Per cosa vorrebbe essere ricordato?

«Per la nostra storia, tutta. So di essere stato fortunato: ho viaggiato, conosciuto e frequentato persone interessanti. Non rimpiango niente».

In una recente intervista, un famoso regista giunto a un’età avanzata spiega come stia telefonando alle persone con cui ha avuto dei contrasti per riconciliarsi. Capita anche a lei?

«No, io non litigo mai: mi sottraggo e saluto cordialmente di solito. Ma per una ragione molto semplice: perché il conflitto è una grossa perdita di tempo. E io non ho mai avuto molto tempo, che poi è la cosa più preziosa che abbiamo. Dunque sottrarsi al conflitto è un grande risparmio. Qualcuno la chiama parsimonia, qualcun altro egoismo».
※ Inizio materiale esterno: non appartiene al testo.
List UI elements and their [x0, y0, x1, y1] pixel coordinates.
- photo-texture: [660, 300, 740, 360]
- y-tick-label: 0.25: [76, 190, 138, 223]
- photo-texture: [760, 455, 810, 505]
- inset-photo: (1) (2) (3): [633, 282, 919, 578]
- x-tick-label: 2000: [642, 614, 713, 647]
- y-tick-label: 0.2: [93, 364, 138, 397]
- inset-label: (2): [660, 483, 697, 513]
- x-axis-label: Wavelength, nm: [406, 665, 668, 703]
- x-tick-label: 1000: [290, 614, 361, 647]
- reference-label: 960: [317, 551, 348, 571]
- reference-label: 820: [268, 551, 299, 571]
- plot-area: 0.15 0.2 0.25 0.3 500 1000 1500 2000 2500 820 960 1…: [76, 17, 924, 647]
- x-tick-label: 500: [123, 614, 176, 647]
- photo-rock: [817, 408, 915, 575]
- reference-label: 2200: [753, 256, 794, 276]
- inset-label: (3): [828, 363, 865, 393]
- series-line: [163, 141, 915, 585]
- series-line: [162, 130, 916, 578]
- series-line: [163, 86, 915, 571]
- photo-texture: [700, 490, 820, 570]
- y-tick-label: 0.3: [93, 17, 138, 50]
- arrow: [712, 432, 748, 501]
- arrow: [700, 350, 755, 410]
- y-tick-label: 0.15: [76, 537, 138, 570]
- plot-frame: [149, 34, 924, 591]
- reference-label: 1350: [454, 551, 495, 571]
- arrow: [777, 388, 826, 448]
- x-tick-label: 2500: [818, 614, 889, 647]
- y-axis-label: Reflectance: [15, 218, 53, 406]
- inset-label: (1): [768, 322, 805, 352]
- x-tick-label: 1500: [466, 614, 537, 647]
Cosa pensa degli Stati Uniti di Trump?

«Ero preparato perché riducesse le guerre e invece mi pare che neanche lui abbia la ricetta giusta. Siamo in attesa che tiri fuori le carte migliori che ha».

Si aspettava tutte queste guerre?

«No, certo. Ma credo che tra le motivazioni vi siano anche quella di svuotare i magazzini di armi che rischiavano di diventare vecchie. Le armi sono come i vestiti: se non li usi non vanno più di moda e quindi credo, per quanto cinico possa sembrare, che vi siano anche ragioni di questo genere».

Cosa è la fantasia?

«Non avere pregiudizi e coltivare la curiosità. A Villa Minelli c’erano le stalle e sopra le abitazioni, di fronte i saloni delle feste. L’abbiamo immaginata diversa e adattata alle nostre esigenze. Chiaro che un centro direzionale con queste caratteristiche è meno funzionale di un open space a due piani: però l’umanità che si gode dagli affreschi e dalle finestre, lo sguardo sulla vigna, il sentirsi a casa non ha prezzo. Qui c’è molta più personalità. E poi saper rischiare, a ragion veduta. Perché l’arbitro è il consumatore e tu non puoi dire: strano che non vada il giallo, è una tua responsabilità indovinare i gusti del pubblico e offrirgli ciò che desidera».

Un viaggio che rifarebbe?

«L’anno scorso sono stato nella zona più spirituale del Giappone, a visitare il santuario shintoista di Ise, che viene ricostruito ogni vent’anni. È un paese affascinante, penso ci tornerò».

Cosa farà il giorno del suo compleanno?

«Sarò qui, come sempre quando non sono in viaggio».